I’ve already accepted that this cycle didn’t work. I’ve accepted that there must be something preventing implantation. I’ve accepted that we’ve had terrible luck. I’ve dealt with the grief of yet another failed cycle.
But now I’m pissed. And apparently being pissed makes me so angry that I want to cry. Or punch people in the neck.
Siiiigh. To try to find positivity in today, I’m wearing a very pretty, very girly Anthropologie dress. I’m wearing heels and lots of pretty make up, appropriate for daytime of course.
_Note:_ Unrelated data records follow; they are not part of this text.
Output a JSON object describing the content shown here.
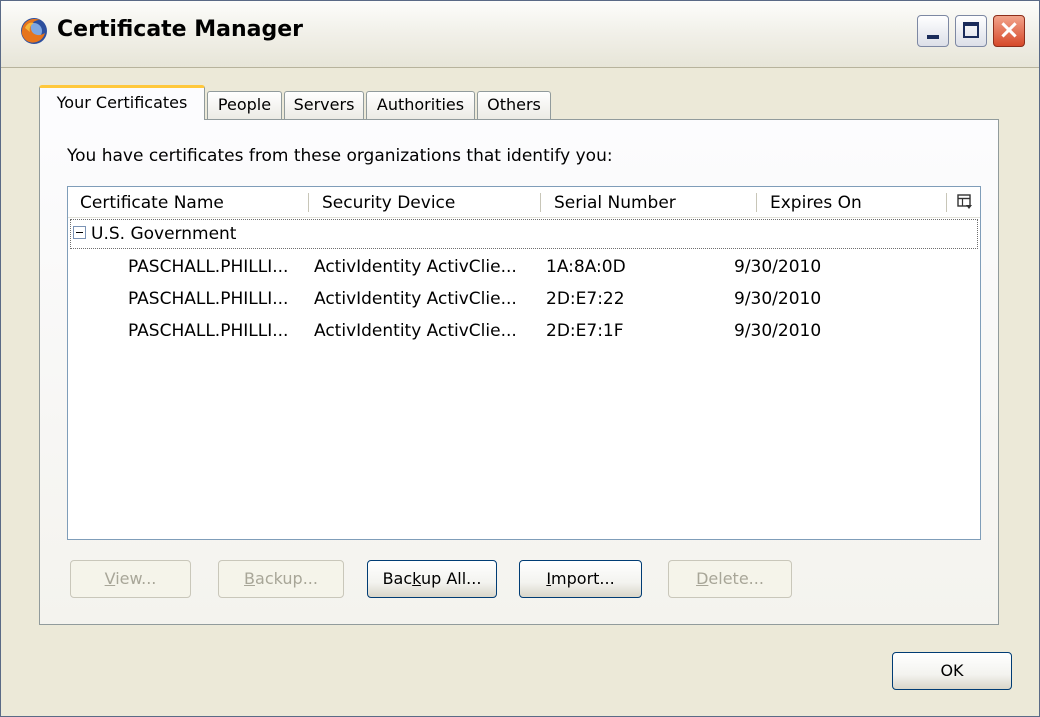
{
  "window": {
    "title": "Certificate Manager",
    "app_icon": "firefox-icon"
  },
  "tabs": [
    {
      "label": "Your Certificates",
      "active": true
    },
    {
      "label": "People",
      "active": false
    },
    {
      "label": "Servers",
      "active": false
    },
    {
      "label": "Authorities",
      "active": false
    },
    {
      "label": "Others",
      "active": false
    }
  ],
  "panel": {
    "intro": "You have certificates from these organizations that identify you:",
    "columns": [
      "Certificate Name",
      "Security Device",
      "Serial Number",
      "Expires On"
    ],
    "group": {
      "label": "U.S. Government",
      "expanded": true
    },
    "rows": [
      {
        "name": "PASCHALL.PHILLI...",
        "device": "ActivIdentity ActivClie...",
        "serial": "1A:8A:0D",
        "expires": "9/30/2010"
      },
      {
        "name": "PASCHALL.PHILLI...",
        "device": "ActivIdentity ActivClie...",
        "serial": "2D:E7:22",
        "expires": "9/30/2010"
      },
      {
        "name": "PASCHALL.PHILLI...",
        "device": "ActivIdentity ActivClie...",
        "serial": "2D:E7:1F",
        "expires": "9/30/2010"
      }
    ]
  },
  "buttons": {
    "view": {
      "accel": "V",
      "rest": "iew...",
      "enabled": false
    },
    "backup": {
      "accel": "B",
      "rest": "ackup...",
      "enabled": false
    },
    "backup_all": {
      "pre": "Bac",
      "accel": "k",
      "rest": "up All...",
      "enabled": true
    },
    "import": {
      "accel": "I",
      "rest": "mport...",
      "enabled": true
    },
    "delete": {
      "accel": "D",
      "rest": "elete...",
      "enabled": false
    },
    "ok": "OK"
  },
  "colors": {
    "window_bg": "#ece9d8",
    "active_tab_accent": "#ffc83c",
    "button_border": "#003c74",
    "disabled_text": "#a8a698"
  }
}
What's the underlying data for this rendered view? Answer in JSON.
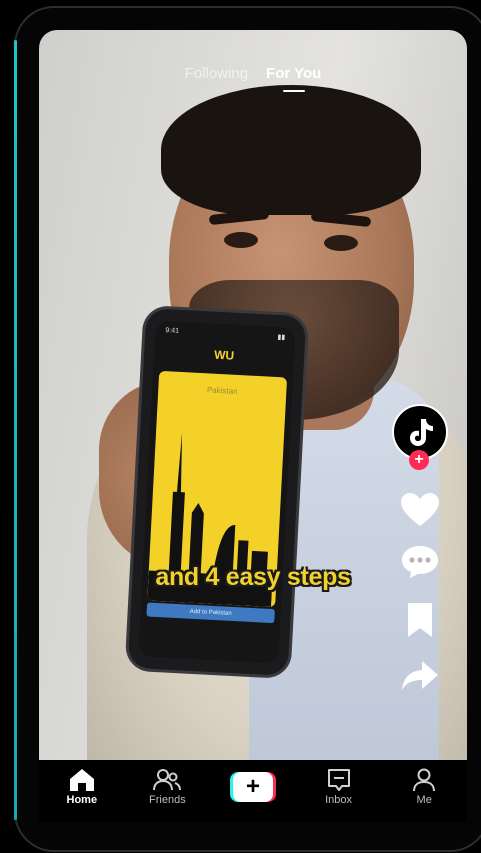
{
  "top_tabs": {
    "following": "Following",
    "for_you": "For You",
    "active": "For You"
  },
  "video": {
    "caption": "and 4 easy steps",
    "held_phone": {
      "logo": "WU",
      "header": "Pakistan",
      "bar_text": "Add to Pakistan"
    }
  },
  "right_rail": {
    "avatar_icon": "tiktok-logo-icon",
    "follow_icon": "plus-icon",
    "actions": [
      "heart-icon",
      "comment-icon",
      "bookmark-icon",
      "share-icon"
    ]
  },
  "bottom_nav": {
    "items": [
      {
        "label": "Home",
        "icon": "home-icon",
        "active": true
      },
      {
        "label": "Friends",
        "icon": "friends-icon",
        "active": false
      },
      {
        "label": "",
        "icon": "create-plus-icon",
        "active": false
      },
      {
        "label": "Inbox",
        "icon": "inbox-icon",
        "active": false
      },
      {
        "label": "Me",
        "icon": "profile-icon",
        "active": false
      }
    ]
  },
  "colors": {
    "accent_red": "#fe2c55",
    "accent_cyan": "#25f4ee",
    "caption_yellow": "#f2d22a"
  }
}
And I have on a pink cardigan and sparkly pink earrings.
So yes, as the title of this post states, the BFN was just confirmed. And here I am four failed cycles and nine embryos later. OMG, I’m one of those IVF veterans I thought I’d never be. It’s crazy! I’m still not pregnant!
I honestly have no regrets about our previous four cycles. I’m not mad at our RE. When I saw the nurse this morning, I could tell she’s as surprised and probably almost as upset as I am. Something’s obviously not working, but my RE isn’t willing to do the testing I want so we’re moving on (although he does want to meet next Friday). I am thankful that we were lucky enough to have a great IVF cycle where we made beautiful embryos and we were able to give 9 of them a chance at life.
Now we close a chapter and we begin a new one. We feel really great about our new RE and I have two friends that he helped get pregnant. (Friends, I should say, that I would have never met had I not started this blog or been an avid Baby Center message board freak back when I was doing IUIs.)
I am again choosing hope. This choice doesn’t come easy to me at this point in the game because it takes real focus to choose that path, but we’re still hanging on to hope for dear life.
Thank you to all of you for your continued support, your hope, your kind comments. I want to hug you all in real life right this instant.